As gypsum dissolves, one sulphate ion is released with each calcium ion. Since a sulphur atom is lighter than a calcium atom, the amount of sulphur released is around 75% of the amount of calcium by weight.
Calcium sulphate is much more soluble than calcium carbonate (lime) and over time will release calcium at a significantly faster rate than the weathering of lime.
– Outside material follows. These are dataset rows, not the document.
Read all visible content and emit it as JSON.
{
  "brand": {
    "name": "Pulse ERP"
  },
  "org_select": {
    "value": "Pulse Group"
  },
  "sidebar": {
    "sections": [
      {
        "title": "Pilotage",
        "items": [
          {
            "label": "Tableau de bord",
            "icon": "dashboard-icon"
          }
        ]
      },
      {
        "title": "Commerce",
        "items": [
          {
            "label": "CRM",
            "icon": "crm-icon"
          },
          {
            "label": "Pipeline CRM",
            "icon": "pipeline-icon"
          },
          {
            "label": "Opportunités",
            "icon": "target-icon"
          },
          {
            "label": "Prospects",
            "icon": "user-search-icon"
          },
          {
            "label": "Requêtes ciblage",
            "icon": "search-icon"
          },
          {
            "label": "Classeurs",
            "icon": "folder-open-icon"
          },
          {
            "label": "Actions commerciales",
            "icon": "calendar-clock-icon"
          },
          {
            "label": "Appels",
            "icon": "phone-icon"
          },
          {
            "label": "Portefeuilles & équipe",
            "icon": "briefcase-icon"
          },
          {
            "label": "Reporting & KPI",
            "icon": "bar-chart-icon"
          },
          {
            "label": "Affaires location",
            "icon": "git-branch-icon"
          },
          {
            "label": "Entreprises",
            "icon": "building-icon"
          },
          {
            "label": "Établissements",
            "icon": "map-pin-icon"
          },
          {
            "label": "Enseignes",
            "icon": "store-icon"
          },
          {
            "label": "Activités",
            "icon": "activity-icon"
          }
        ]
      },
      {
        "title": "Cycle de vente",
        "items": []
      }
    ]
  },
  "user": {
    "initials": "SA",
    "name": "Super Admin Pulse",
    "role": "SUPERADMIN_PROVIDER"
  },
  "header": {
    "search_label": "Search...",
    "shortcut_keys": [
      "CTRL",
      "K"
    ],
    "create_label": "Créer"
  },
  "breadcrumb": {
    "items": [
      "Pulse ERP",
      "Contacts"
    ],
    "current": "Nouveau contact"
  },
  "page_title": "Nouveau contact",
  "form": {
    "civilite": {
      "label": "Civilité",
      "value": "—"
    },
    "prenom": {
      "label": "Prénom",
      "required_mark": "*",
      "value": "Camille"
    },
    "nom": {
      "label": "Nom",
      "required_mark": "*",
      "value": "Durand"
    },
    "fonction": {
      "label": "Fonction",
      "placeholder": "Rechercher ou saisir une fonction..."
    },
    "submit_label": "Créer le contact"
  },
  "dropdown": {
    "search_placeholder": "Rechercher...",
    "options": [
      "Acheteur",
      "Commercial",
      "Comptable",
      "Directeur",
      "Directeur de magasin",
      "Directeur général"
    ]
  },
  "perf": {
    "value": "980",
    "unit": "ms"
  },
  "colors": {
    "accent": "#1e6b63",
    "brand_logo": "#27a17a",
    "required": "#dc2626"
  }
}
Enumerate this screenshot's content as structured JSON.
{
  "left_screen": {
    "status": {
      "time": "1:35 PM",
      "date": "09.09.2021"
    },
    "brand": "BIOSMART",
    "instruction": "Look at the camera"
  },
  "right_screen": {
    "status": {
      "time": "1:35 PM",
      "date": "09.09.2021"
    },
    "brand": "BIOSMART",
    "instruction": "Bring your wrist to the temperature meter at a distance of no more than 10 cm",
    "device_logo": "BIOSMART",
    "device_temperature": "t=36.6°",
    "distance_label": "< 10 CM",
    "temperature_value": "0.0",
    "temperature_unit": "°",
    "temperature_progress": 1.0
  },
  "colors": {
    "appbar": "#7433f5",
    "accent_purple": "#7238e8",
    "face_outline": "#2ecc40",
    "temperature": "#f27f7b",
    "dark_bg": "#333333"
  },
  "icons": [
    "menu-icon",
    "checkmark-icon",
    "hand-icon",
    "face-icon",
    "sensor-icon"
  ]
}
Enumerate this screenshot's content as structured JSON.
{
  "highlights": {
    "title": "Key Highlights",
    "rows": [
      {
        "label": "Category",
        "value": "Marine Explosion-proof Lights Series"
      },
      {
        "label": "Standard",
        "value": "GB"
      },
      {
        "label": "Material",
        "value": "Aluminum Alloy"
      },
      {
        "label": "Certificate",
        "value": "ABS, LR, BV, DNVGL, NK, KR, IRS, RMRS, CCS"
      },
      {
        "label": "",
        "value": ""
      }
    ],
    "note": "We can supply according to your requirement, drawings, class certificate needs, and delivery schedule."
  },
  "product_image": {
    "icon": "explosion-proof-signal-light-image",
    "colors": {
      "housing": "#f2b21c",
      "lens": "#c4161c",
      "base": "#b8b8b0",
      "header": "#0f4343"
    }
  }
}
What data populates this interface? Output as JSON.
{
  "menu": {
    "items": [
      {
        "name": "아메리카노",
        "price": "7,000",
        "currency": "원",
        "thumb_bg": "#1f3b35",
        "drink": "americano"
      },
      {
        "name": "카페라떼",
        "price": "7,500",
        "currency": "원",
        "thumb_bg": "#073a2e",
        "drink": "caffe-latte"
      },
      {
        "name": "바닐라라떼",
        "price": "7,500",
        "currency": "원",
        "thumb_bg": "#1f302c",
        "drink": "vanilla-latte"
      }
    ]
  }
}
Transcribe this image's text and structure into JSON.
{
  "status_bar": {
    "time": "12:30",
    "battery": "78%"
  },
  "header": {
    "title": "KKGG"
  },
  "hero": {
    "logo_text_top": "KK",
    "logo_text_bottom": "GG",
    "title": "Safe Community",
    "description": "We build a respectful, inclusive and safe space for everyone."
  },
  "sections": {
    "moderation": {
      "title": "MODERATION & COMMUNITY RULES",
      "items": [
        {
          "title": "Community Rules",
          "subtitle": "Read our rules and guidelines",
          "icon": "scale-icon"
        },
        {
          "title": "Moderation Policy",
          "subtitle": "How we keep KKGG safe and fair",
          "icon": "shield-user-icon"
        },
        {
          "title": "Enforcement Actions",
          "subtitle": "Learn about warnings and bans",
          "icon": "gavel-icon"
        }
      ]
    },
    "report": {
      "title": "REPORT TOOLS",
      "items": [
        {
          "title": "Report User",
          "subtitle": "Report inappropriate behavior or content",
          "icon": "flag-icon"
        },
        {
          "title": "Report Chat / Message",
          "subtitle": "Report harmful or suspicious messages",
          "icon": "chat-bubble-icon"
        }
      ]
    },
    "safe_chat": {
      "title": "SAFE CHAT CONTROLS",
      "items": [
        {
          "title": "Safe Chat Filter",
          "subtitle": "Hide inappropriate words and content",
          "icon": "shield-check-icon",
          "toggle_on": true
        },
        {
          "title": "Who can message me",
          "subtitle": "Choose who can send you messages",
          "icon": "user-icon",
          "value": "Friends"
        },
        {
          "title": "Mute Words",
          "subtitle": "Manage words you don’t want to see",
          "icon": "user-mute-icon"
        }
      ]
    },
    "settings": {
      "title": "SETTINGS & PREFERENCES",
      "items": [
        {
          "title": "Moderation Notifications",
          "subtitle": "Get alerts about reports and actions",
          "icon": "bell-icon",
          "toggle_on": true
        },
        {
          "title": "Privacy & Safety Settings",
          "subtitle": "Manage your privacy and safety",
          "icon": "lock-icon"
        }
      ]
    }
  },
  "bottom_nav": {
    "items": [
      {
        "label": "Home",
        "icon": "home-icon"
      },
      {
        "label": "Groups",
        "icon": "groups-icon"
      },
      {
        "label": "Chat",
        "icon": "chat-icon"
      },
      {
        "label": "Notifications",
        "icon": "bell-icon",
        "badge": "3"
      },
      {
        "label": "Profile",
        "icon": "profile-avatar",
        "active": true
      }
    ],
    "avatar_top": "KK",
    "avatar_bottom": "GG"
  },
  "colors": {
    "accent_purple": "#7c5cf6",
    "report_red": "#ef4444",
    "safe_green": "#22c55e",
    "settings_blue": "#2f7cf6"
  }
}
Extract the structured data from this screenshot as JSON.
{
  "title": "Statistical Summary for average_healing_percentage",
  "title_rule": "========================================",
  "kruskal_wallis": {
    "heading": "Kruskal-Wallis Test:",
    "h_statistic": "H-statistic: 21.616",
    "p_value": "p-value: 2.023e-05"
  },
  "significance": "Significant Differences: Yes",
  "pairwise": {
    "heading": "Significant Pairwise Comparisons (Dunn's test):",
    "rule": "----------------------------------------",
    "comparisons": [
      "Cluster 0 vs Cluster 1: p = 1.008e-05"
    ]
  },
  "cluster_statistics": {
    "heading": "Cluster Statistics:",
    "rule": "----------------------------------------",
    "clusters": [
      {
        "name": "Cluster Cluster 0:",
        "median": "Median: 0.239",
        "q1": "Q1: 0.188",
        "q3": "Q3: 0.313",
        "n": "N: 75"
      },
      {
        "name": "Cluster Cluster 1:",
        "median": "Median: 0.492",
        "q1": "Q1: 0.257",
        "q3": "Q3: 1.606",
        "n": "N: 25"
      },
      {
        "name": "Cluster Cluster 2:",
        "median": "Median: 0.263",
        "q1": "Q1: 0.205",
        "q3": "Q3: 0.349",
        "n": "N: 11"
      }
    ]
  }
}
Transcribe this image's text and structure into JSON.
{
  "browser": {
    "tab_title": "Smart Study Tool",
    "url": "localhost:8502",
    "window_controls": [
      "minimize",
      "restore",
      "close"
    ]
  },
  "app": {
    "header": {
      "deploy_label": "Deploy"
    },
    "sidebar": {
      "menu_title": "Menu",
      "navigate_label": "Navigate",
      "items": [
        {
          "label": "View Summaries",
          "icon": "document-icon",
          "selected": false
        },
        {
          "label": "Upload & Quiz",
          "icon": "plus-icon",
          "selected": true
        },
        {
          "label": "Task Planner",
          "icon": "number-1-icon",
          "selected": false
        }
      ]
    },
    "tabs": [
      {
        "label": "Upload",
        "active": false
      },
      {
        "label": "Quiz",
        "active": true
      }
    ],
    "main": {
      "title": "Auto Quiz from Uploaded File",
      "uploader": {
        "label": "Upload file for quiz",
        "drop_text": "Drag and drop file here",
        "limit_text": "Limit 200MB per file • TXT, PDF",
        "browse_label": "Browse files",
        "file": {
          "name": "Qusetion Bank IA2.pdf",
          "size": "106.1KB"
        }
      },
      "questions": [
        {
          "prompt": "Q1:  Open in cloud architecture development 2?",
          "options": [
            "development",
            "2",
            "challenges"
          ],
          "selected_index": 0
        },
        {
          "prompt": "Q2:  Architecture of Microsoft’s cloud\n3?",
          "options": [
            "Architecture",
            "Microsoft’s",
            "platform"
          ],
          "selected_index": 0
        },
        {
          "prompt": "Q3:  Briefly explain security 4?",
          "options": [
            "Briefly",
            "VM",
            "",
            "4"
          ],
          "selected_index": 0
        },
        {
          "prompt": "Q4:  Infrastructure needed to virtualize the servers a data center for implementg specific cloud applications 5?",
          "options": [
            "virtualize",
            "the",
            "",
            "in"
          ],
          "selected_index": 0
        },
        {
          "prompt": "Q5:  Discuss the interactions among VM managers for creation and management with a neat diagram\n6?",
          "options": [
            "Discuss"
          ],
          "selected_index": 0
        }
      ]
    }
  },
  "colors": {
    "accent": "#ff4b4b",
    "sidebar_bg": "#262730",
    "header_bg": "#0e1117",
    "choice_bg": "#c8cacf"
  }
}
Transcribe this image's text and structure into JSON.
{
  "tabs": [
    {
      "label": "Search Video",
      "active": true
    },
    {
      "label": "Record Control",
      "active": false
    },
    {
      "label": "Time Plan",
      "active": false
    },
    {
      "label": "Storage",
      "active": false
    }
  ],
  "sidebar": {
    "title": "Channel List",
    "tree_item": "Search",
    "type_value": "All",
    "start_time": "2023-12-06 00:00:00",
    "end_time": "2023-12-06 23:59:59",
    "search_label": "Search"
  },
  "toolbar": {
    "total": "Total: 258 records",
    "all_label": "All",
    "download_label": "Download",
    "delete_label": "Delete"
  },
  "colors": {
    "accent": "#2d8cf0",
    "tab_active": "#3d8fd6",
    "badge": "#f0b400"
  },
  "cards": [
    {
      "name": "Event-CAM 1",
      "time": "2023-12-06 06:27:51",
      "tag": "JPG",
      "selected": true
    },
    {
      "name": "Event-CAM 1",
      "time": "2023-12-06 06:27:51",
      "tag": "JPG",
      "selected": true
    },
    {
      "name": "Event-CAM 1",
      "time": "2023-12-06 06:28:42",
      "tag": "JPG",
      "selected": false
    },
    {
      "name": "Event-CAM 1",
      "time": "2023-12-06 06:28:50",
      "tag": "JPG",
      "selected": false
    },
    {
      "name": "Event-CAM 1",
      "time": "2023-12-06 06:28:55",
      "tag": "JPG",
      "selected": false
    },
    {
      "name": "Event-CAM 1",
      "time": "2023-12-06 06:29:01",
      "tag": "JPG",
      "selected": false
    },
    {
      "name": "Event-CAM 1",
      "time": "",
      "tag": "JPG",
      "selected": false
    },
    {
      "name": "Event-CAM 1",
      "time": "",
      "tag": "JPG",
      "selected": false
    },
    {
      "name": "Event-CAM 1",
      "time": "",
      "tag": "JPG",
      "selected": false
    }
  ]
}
Time of release is variable depending on soil conditions including moisture level (dryer is slower), drainage (faster soil water velocity means more ability for the gypsum to dissolve as calcium moves downwards), soluble salt level (higher levels of some salts can make it slower), sodium level (higher sodium level makes it faster as the calcium goes on to the exchange sites allowing more gypsum to dissolve) and the general ability for the soil (and plants) to “absorb” calcium and sulphate from the soil solution – but for greater than 500 kg/ha application rates would generally be expected to be over a period of months and more like one year rather than a few months.
The sulphur fertiliser value is an added value on top of the calcium provision. The sulphate is bound with the calcium until it dissolves and so is released over the same time that the calcium is released though faster than the rate of release from elemental sulphur. This does indeed mean that release will not last as long in the soil (although the proportion that is incorporated organically by either plants or microbes can enter the organic cycle and thus have a prolonged effect). The somewhat faster speed of release than elemental sulphur is an advantage in some circumstances e.g. where a current crop is limited by low sulphur availability – and in particular soil conditions where release from elemental sulphur can be slowed even more e.g. dryer areas or thatched pasture). Gypsum offers this advantage of readily available sulphur while still being allowable organically. I see roles for both sulphur forms.
With a typical gypsum application for improving soil structure or reducing salinity, more sulphur is being added than is really needed by crop growth in that season. In many cases a fair proportion of the sulphur will be leached and this is actually one of the modes of action of gypsum. In high sodium soils, the action of gypsum is to leach out the sodium with the sulphate (two sodiums for each sulphate ion) – sodium is more easily leached than calcium and the calcium remains – this benefits soil structure through reduction in sodium levels and increase in calcium level (floculation effect). In heavy soils, the readily available sulphate helps bring the calcium further down the soil profile to benefit soil structure somewhat faster through the root profile and even into the subsoil – this will be one of the attributes studied in ongoing field trials.
The chemistry is interesting. As mentioned above, only a small amount of calcium sulphate can be in solution at once and any more just precipitates out as gypsum again. Thus the speed of release is affected and leaching is slowed (unless it is sodium sulphate being leached out from high sodium soils in which case it is quite desirable as soil conditions can improve with reduced sodium levels).